Synthesis of In2O3/GNPs Nanocomposites with Integrated Approaches to Tune the overall Performance of the Electrochemical Devices
By Jabeen, Sobia; Aadil, Muhammad; Williams, James; Awan, M. S.; Iqbal, Javed; Zulfiqar, Sonia; Nazar, Nosheen
Published in Ceramics International
2021
Abstract
The electroactive material with a porous structure, good electrical conductivity, hybrid composition, and a higher surface is considered more suitable for applications as an electrode in the energy storage device. Herein, we reported the preparation of In2O3 nanoparticles via a simple chemical route and their nanocomposite with 10% (IOG-10), 30% (IOG-30), 50% (IOG-50), 70% (IOG-70), and 100% G-100 graphene nanoplates (GNPs) via ultra-sonication. The presence of GNPs in the nanocomposite samples was verified by powder X-ray diffraction (PXRD), Raman, and scanning electron microscopy (SEM) results. The prepared samples were loaded onto the porous 3D nickel foam (NF) substrate to manufacture the working electrode for electrochemical testing. The cyclic voltammetry (CV), as well as galvanostatic charge/discharge (GCD), results proposed the IOG-30@NF as a suitable electrode for electrochemical applications. More precisely, the IOG-30@NF electrode shows a specific capacitance of 1768 Fg-1@1 Ag-1, which is considerably higher than that of either G-100@NF or In2O3@NF electrodes.

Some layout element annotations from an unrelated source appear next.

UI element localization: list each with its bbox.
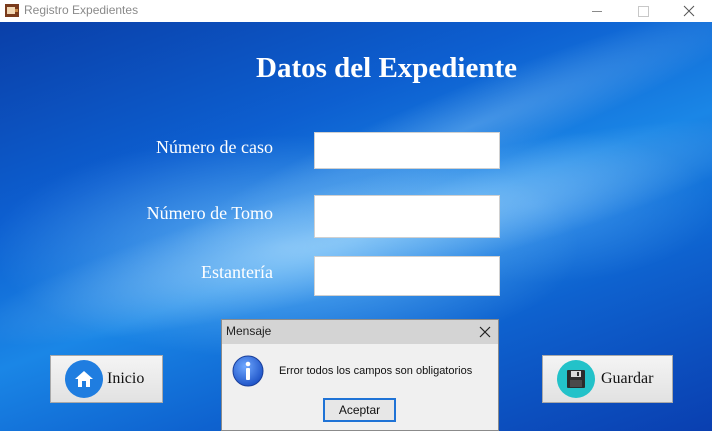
minimize-icon (592, 10, 602, 12)
save-button-label: Guardar (601, 370, 654, 387)
save-button[interactable]: Guardar (542, 355, 673, 403)
message-dialog: Mensaje Error todos los campos son oblig… (221, 319, 499, 431)
maximize-icon (637, 5, 649, 17)
maximize-button[interactable] (620, 0, 666, 22)
shelf-label: Estantería (201, 262, 273, 282)
case-number-input[interactable] (314, 132, 500, 169)
window-title: Registro Expedientes (24, 3, 139, 17)
close-icon (479, 326, 491, 338)
dialog-title: Mensaje (226, 324, 272, 338)
dialog-titlebar: Mensaje (222, 320, 498, 344)
volume-number-label: Número de Tomo (146, 203, 273, 223)
home-button-label: Inicio (107, 370, 145, 387)
accept-button[interactable]: Aceptar (323, 398, 396, 422)
close-icon (683, 5, 695, 17)
case-number-label: Número de caso (156, 137, 273, 157)
shelf-input[interactable] (314, 256, 500, 296)
page-title: Datos del Expediente (256, 52, 517, 84)
info-icon (232, 355, 264, 387)
window-titlebar: Registro Expedientes (0, 0, 712, 22)
dialog-close-button[interactable] (475, 322, 495, 342)
home-button[interactable]: Inicio (50, 355, 163, 403)
floppy-disk-icon (557, 360, 595, 398)
app-icon (4, 3, 20, 18)
volume-number-input[interactable] (314, 195, 500, 238)
close-window-button[interactable] (666, 0, 712, 22)
dialog-message: Error todos los campos son obligatorios (279, 365, 473, 377)
home-icon (65, 360, 103, 398)
minimize-button[interactable] (574, 0, 620, 22)
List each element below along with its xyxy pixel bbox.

Besides, the IOG-30@NF electrode shows good cyclic stability of 92.2% after 4000 GCD tests completed at 12 Ag-1. When increasing the current density value from 1 to 4, the IOG-30@NF electrode maintains a specific capability of 81%, ensuring its exceptional rate capability. The higher specific capacity, higher rate-performance, and better cyclic activity of the IOG-30@NF electrode can be ascribed to its hybrid-composition, nanoarchitecture In2O3, 3D but porous nickel foam substrate, appropriate graphene contents, and constructive interaction between the In2O3 nanoparticles and RGO nanosheets.